The Human Reproduction journal has recently published an article on worldwide twinning rates; Twin Peaks: more twinning in humans than ever before, Christiaan Monden, Gilles Pison, Jeroen Smits.
The International Council of Multiple Birth Organisations (ICOMBO) has provided a summary of this recent study based on the data of the Human Multiple Birth Database (HMBD) for developed countries.
𝑡𝑤𝑖𝑛𝑛𝑖𝑛𝑔 𝑟𝑎𝑡𝑒= (𝑡𝑤𝑖𝑛 𝑑𝑒𝑙𝑖𝑣𝑒𝑟𝑖𝑒𝑠 𝑡𝑜𝑡𝑎𝑙 / 𝑛𝑢𝑚𝑏𝑒𝑟 𝑜𝑓 𝑑𝑒𝑙𝑖𝑣𝑒𝑟𝑖𝑒𝑠) × 1000
MAR – medically assisted reproduction. This includes IVF techniques and also simpler methods such as ovarian stimulation and artificial insemination.
• The twinning rate for 112 countries was collected for the period 1980 – 1985
• The twinning rate for 165 countries was collected for the period 2010 – 2015
• The twinning rates for these two periods were compared, to see if there was an increase or decrease in the rate between the two time periods
• The twinning rate for monozygotic (identical) twins has remained at around 4 twin deliveries per 1000 deliveries everywhere in the world. The changes in rates are due to changes in dizygotic (fraternal) twinning rates.
• In both time periods, Africa had the highest twinning rates, and there no significant increase in twinning rate was observed between the two periods.
• Substantial increases in twinning rates, even doubling or more, could be seen in many countries in Europe, North America and East Asia.
• In 1980-85, the global twinning rate was 9.1 twin deliveries per 1000 deliveries. In 2010-15, it had increased to 12 twin deliveries per 1000 deliveries.
• In the period 2010 – 2015, the twinning rate for the world was 12.0 which means that one of every 42 children born on earth between 2010 and 2015 is a twin. There were about 1.6 million twins born in the world each year.
• In 2015, Asia and Africa were home to more than 80% of the world's twin deliveries.
• 42% of all twins born in 2015, were born in Africa. Sadly, these twins face a very high mortality rate.
Why has the twinning rate changed?
• The increased twinning rates were largely driven by reproductive and fertility choices of households and were initially concentrated in Europe and North America.
• MAR began in the wealthier regions of the world in the 1970s, spreading to emerging economies in the 1980s and later.
• The increasing age of the mother at birth has contributed to increased twinning rates in high-income countries.
• There may be other factors that influenced the change to twinning rates but no convincing evidence has been found yet.
• The strong increase in the number of twin (and triplet etc) births due to MAR started to raise concerns in the 1990s in medical authorities and policymakers, because of the public health problems related to twin births. (twins are a high-risk group)

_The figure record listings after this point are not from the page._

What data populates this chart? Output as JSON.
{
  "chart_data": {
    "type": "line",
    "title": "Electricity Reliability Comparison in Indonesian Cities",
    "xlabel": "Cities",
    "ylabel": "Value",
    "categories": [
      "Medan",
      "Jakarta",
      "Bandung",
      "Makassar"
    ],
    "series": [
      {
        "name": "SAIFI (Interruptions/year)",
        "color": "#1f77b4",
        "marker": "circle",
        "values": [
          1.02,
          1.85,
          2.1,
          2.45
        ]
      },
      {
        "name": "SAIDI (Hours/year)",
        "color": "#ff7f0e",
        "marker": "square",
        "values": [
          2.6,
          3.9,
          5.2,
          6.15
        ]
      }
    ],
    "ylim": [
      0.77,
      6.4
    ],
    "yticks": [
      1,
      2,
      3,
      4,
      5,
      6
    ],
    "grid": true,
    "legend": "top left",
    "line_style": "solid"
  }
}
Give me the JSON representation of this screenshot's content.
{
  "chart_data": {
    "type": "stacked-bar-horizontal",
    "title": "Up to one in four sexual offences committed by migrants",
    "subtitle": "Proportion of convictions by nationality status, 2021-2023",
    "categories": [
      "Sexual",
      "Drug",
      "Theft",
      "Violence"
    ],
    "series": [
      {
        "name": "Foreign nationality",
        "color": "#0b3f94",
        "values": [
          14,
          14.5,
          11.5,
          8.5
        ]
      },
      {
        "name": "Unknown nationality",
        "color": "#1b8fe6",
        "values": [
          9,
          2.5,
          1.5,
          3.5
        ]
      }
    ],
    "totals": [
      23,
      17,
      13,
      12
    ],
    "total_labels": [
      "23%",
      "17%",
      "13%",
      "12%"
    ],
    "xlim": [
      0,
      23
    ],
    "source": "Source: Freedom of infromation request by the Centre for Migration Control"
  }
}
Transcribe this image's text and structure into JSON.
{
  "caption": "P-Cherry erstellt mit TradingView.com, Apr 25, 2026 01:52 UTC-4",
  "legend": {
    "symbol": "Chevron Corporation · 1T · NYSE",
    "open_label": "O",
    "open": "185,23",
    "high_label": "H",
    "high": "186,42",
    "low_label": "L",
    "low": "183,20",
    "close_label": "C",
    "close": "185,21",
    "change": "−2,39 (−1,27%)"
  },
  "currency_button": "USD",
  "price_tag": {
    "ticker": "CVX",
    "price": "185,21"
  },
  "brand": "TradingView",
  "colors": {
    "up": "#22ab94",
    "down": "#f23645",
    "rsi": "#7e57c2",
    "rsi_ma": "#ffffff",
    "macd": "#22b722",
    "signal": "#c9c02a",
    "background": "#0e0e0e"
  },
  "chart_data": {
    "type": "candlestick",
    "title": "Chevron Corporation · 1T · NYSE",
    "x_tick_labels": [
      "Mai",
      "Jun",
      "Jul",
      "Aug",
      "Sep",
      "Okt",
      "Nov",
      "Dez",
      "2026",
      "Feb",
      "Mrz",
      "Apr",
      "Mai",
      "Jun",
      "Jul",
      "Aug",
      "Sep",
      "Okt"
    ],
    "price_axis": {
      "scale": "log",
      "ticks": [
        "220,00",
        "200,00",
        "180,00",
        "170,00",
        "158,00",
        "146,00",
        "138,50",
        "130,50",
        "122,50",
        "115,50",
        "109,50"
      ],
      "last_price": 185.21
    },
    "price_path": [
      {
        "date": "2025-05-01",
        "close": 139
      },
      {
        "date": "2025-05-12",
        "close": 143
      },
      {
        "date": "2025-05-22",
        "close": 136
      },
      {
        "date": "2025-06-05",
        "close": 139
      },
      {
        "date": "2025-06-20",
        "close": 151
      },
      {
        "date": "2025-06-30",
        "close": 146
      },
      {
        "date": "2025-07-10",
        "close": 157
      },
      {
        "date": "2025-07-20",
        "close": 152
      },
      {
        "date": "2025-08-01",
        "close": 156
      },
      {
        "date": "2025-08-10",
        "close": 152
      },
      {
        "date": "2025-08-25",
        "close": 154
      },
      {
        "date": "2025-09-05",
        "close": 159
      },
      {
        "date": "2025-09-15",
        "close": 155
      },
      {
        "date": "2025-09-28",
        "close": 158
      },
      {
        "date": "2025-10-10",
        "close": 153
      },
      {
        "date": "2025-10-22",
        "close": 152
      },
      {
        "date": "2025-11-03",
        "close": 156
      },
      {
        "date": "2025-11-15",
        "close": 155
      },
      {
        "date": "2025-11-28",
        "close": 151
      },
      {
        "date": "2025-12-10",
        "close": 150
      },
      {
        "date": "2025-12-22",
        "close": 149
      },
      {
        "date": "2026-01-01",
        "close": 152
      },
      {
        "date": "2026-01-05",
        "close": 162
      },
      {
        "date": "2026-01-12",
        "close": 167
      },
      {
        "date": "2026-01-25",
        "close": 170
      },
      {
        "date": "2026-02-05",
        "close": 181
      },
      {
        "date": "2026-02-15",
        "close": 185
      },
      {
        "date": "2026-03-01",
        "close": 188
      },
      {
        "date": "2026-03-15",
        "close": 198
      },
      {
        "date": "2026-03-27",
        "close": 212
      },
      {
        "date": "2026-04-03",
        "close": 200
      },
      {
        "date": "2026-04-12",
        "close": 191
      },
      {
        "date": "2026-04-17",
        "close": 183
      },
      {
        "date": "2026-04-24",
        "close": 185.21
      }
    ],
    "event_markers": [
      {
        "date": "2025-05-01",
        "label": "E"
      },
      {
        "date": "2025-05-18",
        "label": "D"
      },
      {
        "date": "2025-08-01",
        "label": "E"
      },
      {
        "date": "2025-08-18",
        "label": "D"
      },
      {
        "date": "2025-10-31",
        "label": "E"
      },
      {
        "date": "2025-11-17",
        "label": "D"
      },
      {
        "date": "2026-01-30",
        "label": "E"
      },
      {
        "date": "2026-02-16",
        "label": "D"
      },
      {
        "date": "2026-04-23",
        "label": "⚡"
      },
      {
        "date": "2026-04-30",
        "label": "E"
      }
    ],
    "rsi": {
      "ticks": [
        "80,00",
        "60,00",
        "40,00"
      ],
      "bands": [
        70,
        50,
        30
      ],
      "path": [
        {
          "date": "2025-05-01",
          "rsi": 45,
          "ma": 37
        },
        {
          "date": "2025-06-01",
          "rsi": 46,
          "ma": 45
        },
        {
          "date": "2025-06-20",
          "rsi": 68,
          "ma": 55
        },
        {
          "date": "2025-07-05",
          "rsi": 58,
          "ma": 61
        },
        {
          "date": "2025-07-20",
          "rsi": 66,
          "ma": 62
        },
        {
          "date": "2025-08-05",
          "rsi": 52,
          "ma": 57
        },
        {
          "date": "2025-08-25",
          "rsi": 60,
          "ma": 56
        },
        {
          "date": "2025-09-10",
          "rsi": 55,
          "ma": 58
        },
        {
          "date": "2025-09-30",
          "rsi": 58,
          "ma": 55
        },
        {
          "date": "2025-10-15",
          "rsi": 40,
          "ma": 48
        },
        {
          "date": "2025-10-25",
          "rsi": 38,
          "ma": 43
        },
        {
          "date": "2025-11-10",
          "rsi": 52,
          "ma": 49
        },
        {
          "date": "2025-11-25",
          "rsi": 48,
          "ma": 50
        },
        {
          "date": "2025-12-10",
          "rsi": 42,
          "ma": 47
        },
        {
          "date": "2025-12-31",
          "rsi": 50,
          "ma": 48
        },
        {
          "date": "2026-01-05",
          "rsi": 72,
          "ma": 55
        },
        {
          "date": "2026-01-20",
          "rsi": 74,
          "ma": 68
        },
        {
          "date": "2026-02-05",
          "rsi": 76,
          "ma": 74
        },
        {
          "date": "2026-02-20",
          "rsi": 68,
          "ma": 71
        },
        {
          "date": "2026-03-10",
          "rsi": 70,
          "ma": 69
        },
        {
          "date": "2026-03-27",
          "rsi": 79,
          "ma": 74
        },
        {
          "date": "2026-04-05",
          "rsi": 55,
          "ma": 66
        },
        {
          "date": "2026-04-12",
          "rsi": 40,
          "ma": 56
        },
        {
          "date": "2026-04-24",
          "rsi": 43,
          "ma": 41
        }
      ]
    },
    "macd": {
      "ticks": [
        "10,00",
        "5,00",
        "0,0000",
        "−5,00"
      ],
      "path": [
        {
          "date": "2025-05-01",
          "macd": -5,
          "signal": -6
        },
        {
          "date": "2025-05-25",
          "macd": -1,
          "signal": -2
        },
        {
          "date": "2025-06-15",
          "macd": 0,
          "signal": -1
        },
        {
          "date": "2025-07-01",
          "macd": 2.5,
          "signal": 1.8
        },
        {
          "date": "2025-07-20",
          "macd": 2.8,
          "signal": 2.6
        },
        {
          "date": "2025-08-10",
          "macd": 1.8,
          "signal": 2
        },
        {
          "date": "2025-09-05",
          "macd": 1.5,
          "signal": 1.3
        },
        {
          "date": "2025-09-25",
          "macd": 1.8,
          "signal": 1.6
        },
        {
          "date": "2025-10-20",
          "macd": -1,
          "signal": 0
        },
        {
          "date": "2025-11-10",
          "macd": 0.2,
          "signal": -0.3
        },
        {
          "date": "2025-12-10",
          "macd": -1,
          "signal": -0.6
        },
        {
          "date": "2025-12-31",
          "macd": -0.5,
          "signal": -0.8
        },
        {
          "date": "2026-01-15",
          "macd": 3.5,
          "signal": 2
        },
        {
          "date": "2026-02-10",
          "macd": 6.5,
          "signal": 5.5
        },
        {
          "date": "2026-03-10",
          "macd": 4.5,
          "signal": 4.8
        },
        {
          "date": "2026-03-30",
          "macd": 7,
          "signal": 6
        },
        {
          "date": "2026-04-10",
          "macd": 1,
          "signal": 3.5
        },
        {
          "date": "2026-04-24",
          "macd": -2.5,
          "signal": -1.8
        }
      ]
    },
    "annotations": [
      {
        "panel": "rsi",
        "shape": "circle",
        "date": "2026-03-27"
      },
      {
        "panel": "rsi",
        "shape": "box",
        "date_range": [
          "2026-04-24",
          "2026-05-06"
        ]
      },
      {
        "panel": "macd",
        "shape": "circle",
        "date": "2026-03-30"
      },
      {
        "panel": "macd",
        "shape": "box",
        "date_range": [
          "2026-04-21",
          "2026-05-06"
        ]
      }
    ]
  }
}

• As a result, many developed countries started to change their MAR regulations and clinical practices around 2000 – reduced numbers of embryos were transplanted and the focus was directed to the successful live birth of a singleton. It is likely that the 2015 twinning rate for these countries is an all-time high and rates may decrease in the coming decade.
• For example, in Europe the number of transfers of a unique embryo in IVF/ICSI was just over 10% in the late 1990s, but was just over 40% in 2017. Also, transfers of three or more embryos has declined steadily over time.
• It is known that substantial numbers of women travel to other countries for fertility treatments. These births may not be registered in their home country in the usual way, so their data doesn’t appear in these results.
• Accurate and detailed data on twin rates is important for forecasting the demand for health services given the health implications for twins and their mothers. This is particularly important in low-income countries, where mortality among twins is highest and care for women expecting twins is often inadequate by modern standards.